Feb 22 2003
89581070
you know…
one of the reasons i love computers is that they make it okay to be indecisive. for example, i’d been writing a list of reasons i am most assuredly going to die alone, but i changed my mind about that, and so, with the touch of a button, the whole thing was gone. man, that rocks. you can’t do that in actual conversation, i mean, as much as i wish it were possible, there’s no way to say something out loud to someone and then erase it. even though that would totally kick ass.
anyway, like i said, i did come to the conclusion today that i am going to die alone. and i’m not sure what bothers me about this more… the fact that i will have an eleanor rigby-esque death, or if it’s the fact that i’m not even particularly bothered by this notion.

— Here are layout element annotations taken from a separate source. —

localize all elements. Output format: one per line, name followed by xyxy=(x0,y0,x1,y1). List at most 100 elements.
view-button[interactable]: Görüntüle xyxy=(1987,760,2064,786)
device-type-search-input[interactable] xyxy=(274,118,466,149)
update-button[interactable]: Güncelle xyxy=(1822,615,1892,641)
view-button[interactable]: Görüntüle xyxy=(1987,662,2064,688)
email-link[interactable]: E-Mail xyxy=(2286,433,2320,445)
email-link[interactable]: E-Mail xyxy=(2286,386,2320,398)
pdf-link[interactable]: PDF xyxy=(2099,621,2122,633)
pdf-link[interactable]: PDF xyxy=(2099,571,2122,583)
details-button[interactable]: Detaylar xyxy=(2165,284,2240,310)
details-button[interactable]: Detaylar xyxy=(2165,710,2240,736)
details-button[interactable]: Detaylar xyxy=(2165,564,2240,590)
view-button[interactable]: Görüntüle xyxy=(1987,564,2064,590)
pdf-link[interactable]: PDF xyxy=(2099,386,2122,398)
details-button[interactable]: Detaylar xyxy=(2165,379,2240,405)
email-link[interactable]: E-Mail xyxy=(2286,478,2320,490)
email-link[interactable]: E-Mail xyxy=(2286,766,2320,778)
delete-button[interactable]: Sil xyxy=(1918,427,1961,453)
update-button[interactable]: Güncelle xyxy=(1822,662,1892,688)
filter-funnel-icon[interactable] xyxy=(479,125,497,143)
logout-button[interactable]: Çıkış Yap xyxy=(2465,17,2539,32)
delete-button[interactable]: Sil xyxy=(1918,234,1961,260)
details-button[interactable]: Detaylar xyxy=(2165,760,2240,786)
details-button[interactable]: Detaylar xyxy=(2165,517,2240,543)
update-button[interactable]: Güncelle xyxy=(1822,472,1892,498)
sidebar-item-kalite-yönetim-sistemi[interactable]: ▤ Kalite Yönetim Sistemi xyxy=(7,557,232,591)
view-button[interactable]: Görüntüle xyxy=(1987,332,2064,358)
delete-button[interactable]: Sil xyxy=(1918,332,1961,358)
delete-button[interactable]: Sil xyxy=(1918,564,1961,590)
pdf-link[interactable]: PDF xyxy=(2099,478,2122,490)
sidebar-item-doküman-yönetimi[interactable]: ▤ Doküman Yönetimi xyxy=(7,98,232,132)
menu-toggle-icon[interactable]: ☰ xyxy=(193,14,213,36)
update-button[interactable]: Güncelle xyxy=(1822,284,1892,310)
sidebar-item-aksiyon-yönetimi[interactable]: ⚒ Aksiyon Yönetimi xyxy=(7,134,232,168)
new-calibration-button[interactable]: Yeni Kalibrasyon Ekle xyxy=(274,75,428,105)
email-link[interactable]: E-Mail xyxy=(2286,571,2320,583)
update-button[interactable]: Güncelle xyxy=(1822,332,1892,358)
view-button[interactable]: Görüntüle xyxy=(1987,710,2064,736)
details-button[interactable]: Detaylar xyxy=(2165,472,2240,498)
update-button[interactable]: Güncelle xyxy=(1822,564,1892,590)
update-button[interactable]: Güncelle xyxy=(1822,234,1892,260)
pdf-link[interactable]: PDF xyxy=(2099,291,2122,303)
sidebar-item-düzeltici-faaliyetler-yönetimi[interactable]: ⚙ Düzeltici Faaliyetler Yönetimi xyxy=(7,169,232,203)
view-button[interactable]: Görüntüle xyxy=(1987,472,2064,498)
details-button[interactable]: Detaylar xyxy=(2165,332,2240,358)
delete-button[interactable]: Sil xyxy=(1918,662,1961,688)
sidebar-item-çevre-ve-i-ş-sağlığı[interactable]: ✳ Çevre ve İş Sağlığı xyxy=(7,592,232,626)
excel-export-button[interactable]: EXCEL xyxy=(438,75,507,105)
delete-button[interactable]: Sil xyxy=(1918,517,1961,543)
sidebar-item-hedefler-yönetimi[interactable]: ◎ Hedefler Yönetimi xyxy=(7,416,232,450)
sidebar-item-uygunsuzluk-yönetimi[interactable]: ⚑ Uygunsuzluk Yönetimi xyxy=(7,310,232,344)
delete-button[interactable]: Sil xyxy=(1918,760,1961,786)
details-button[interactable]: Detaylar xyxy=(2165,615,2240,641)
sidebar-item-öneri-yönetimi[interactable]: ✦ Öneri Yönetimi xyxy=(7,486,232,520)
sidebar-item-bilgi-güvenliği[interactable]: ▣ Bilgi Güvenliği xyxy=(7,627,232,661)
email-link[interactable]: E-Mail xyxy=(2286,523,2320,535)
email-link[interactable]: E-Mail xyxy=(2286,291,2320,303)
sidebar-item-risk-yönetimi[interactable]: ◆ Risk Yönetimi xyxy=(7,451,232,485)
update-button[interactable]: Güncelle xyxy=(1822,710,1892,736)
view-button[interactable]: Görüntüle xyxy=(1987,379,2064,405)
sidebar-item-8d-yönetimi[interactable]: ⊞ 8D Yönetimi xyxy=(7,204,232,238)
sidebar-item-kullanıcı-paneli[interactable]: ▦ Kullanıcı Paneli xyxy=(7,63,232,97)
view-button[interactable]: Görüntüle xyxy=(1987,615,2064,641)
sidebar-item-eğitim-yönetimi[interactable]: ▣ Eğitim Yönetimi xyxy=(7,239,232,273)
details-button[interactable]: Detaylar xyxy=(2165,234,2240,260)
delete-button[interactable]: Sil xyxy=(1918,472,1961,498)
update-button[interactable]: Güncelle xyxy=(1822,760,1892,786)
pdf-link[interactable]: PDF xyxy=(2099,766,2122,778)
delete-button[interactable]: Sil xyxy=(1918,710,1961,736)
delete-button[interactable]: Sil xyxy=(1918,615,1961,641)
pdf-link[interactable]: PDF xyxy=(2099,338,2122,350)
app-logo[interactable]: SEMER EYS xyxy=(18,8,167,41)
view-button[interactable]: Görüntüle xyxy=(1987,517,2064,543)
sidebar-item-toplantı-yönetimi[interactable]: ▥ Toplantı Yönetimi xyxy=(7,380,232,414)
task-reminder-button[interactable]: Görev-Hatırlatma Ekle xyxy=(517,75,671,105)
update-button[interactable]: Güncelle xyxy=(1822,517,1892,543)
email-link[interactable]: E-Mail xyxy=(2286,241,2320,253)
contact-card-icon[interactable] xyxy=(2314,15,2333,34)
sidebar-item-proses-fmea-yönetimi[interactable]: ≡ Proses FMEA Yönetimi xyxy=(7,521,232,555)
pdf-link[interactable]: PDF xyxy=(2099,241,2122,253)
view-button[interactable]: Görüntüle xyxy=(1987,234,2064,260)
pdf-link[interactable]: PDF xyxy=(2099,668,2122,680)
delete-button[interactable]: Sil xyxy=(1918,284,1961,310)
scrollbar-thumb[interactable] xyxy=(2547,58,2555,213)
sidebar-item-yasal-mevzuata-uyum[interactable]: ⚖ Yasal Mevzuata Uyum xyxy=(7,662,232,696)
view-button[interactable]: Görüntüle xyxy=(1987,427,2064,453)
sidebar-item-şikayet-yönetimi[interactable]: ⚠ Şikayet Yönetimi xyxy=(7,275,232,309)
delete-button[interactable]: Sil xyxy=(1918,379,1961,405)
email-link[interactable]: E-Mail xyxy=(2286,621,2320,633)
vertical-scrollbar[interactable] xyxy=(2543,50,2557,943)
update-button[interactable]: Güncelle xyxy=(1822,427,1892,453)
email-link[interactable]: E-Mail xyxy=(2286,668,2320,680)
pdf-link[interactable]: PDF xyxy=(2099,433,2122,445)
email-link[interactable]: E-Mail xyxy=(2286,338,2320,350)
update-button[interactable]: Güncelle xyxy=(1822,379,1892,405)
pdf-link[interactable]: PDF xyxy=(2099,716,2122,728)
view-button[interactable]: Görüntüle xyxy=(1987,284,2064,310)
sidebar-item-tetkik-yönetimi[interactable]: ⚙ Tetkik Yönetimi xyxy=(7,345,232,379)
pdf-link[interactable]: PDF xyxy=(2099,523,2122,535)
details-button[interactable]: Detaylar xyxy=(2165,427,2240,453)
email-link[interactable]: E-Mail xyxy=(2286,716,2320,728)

but, while i am on the subject of my solitary life and subsequent passing, i have to say that i am reminded of a vision i once had for my life. i wanted to be the crazy old lady. i used to joke about being the crazy old lady in the housedress who stands on her porch waving a broom and yelling at the neighbor kids to stop trampling her begonias, but i really think that’s not the kind of crazy old lady i want to be. i think i’ll have to dress in black and wear lots of funky jewelry and smoke a pack a day. you know, because by the time i’m old, they will have decided that smoking is actually good for you. smoking, eating red meat, and watching lots of t.v. someday will all be considered healthy things to do. except minus the red meat part. i don’t really care about that either way, because i’m not a big fan of cow.